Intriguingly, barring a limited number of global players, pharma industry in general, and Indian pharma companies in particular, seem to be far lagging behind in creative digital marketing initiatives.
As the pressure would keep mounting for more returns from every rupee spent on sales and marketing, pharma marketers would require to reassess the differential value addition potential of digital marketing media. While doing so, they would first feel the need to augment their traditional marketing models with selective and synergistic digital interventions and thereafter to spearhead the core communication of brand values together with customer engagement and interaction initiatives with the help of digital media.

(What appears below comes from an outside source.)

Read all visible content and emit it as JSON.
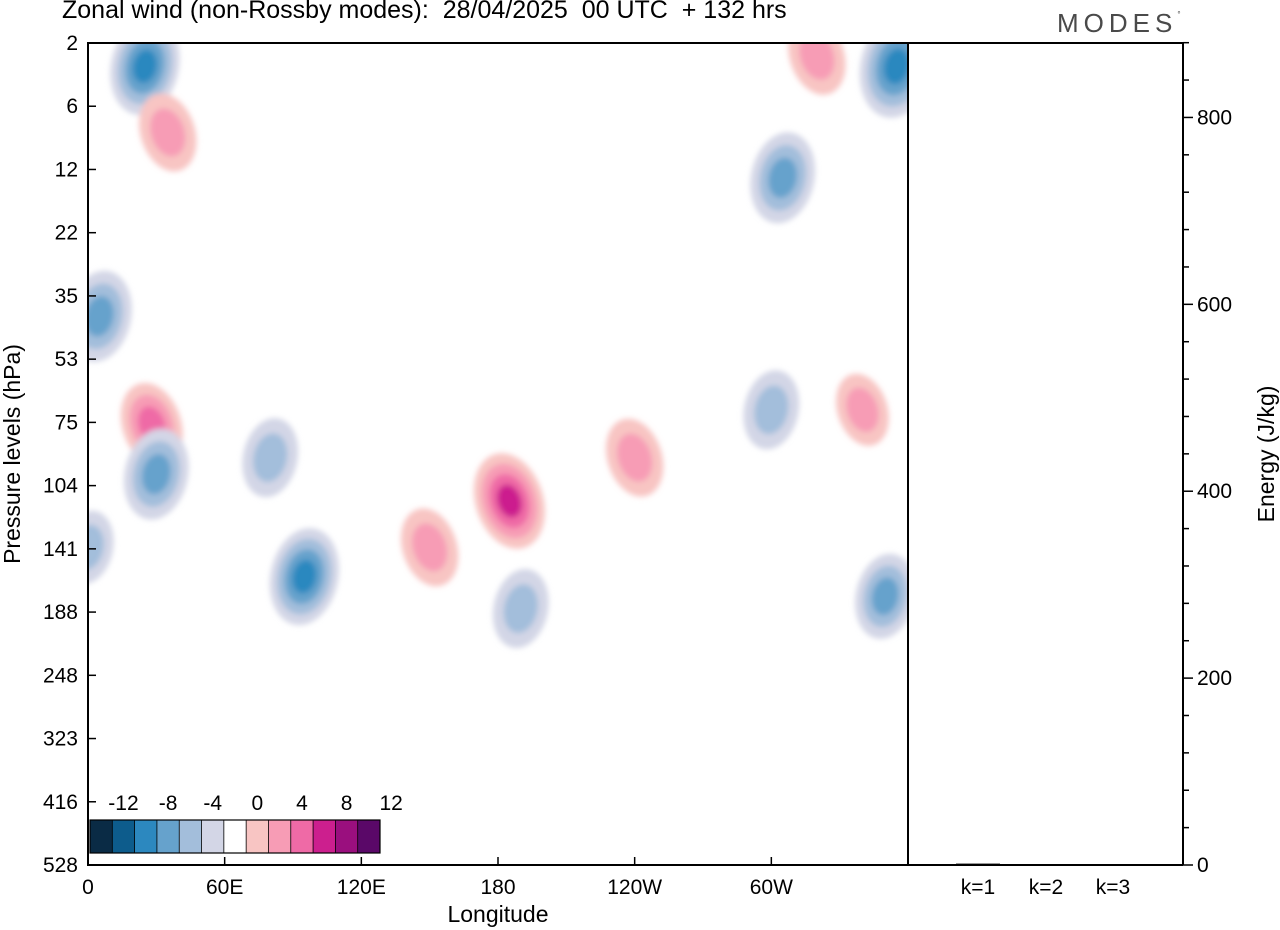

The effectiveness in working out a game changing crafty blend of both brand and patient-centric communication package with digital tools would separate men from the boys. It would demand top quality cerebral inputs from the pharma marketers – a requirement that is not so easily available in the current space of pharmaceutical marketing, dominated by a wide variety of freebies.
By: Tapan J. Ray
Disclaimer: The views/opinions expressed in this article are entirely my own, written in my individual and personal capacity. I do not represent any other person or organization for this opinion.